Bununla beraber 9.5.1979 tarih ve 1979/1893 - 2459 sayılı kararında limited şirketin anonim şirkete dönüşmesinde tasfiye koşulu aramamıştır.
Ticaret şirketlerinin nevi değiştirmesi konusu TTK.nun 152. maddesinde düzenlenmiştir. Sözü edilen madde kanunun "Ticaret Şirketleri" kitabının 1. fasimı teşkil eden "Umumi Hükümler" arasında yer almaktadır.

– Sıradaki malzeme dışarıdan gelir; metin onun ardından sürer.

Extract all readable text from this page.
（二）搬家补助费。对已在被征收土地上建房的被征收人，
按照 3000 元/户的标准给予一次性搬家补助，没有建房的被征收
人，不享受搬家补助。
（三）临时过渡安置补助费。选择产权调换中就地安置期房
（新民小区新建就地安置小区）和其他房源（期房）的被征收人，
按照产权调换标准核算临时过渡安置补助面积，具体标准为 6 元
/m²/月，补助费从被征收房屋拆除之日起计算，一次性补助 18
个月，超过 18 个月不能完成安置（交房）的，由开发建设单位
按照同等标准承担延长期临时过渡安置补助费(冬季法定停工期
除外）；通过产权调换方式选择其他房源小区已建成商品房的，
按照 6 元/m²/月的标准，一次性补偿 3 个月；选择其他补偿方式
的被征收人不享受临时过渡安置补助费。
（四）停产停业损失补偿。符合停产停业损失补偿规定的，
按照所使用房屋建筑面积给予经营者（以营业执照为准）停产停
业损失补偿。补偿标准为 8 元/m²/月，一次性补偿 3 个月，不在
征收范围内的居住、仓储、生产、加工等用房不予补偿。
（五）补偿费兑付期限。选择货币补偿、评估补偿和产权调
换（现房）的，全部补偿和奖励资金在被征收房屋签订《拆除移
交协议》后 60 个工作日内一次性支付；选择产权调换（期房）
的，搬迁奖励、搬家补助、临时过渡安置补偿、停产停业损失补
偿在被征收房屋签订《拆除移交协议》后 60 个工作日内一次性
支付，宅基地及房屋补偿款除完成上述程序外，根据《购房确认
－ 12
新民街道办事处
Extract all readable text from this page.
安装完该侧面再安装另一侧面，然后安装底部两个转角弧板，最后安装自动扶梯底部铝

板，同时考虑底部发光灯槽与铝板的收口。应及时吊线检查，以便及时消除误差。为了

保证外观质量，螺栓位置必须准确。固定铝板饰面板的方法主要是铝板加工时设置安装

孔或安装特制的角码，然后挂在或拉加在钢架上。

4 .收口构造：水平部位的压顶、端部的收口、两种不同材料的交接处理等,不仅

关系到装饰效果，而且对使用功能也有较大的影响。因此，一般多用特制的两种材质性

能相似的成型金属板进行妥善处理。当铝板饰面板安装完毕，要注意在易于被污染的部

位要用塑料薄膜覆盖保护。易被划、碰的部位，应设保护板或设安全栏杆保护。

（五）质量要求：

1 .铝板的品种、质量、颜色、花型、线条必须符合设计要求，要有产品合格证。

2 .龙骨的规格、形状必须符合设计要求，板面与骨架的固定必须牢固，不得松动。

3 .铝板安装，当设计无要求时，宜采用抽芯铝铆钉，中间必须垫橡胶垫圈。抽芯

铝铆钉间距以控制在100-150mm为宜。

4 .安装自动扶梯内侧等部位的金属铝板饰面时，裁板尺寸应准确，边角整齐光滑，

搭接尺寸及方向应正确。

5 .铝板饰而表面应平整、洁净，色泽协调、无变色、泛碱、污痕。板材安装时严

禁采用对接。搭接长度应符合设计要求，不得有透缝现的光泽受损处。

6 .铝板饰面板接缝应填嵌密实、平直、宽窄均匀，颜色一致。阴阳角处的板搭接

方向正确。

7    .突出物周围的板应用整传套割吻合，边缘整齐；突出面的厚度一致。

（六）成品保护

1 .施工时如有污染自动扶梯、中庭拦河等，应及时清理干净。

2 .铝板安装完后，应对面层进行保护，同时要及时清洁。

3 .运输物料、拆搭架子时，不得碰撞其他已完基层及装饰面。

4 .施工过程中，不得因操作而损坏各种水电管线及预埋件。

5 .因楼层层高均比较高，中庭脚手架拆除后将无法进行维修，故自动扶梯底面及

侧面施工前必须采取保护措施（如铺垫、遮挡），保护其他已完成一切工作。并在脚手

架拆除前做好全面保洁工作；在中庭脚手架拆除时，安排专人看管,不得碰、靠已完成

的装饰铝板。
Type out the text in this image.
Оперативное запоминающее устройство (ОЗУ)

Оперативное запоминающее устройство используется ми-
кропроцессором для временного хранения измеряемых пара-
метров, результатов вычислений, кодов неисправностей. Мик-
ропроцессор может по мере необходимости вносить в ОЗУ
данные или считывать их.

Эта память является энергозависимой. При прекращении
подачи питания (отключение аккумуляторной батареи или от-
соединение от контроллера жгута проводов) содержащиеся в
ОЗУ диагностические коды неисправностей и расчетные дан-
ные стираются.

Öğretide, TTK.nun 152. maddesi hükmünün çevrilerek nevi (tipi) seçebilme serbestisi ile suje tekniği ve buna davalı olarak ekonomik ve hukuki ayniyet ile devamlılık ilkelerine yer verdiği, aynı neviden olsun veya olmasın bütün ticaret şirketlerinin bir tipten diğer bir tipe nevi değiştirebilecekleri, özellikle bir şahıs şirketinin sermaye ve bir sermaye şirketinin şahıs şirketine dönüşümüne ceyaz verdiği, (şekil değiştirici) biçimde nevi değiştirmede (tasfiye) olmadığı gibi (infisah) da bulunmadığı, birçok batı ülkesinde (nevi değiştirme)yi karşılayan deyim olan (transförmation) sözcüğünün bu gerçeği açıkça anlattığı baskın görüş olarak ileri sürülmektedir (H. Sami Türk, Şirketler Hukuku - Y. Karayalçın, sh. 229, dipnot 50; F. Tekil; Şirketler Hukuku, Su, sh. 89, C/II, sh. 708; H. Domaniç, Ticaret Şirketlerinde nevi Değiştirme Kabiliyeti ve Şekil Şartları, Batıder, C/VI sh. 463, Anonim Şirketler, 1978, sh. 1124; t. Doğanay, Türk Ticaret Kanunu Şerhi, 1981, C/1, sh. 505; Y. Karayalçın, Şirketler Hukuku; 1973, sh. 226; Poroy - Tekinalp, Çamoğlu, Ortaklıklar ve Kooperatifler Hukuk, 1972, sh. 97; U. Tekinalp, Kollektif Ortaklığın Anonim Ortaklığa Dönüşmesi Sorunu, İktisat ve Maliye Dergisi C - XXL. sh. 447, 2. Tic. Ortaklıklarında nevi Değiştirme, H. Arslanlı Anısına Armağan, sh. 579; 0.nun Çevik, Anonim Şirketler, 1979, 1343; 0. Kiper, Uygulamada Ticaret Şirketleri, sh. 51; T. Ansay Anonim Şirketler Hukuku, 1982, sh. 297. Yargıtay Uygulamasında Anonim Şirketler Hukuku, sh. 64)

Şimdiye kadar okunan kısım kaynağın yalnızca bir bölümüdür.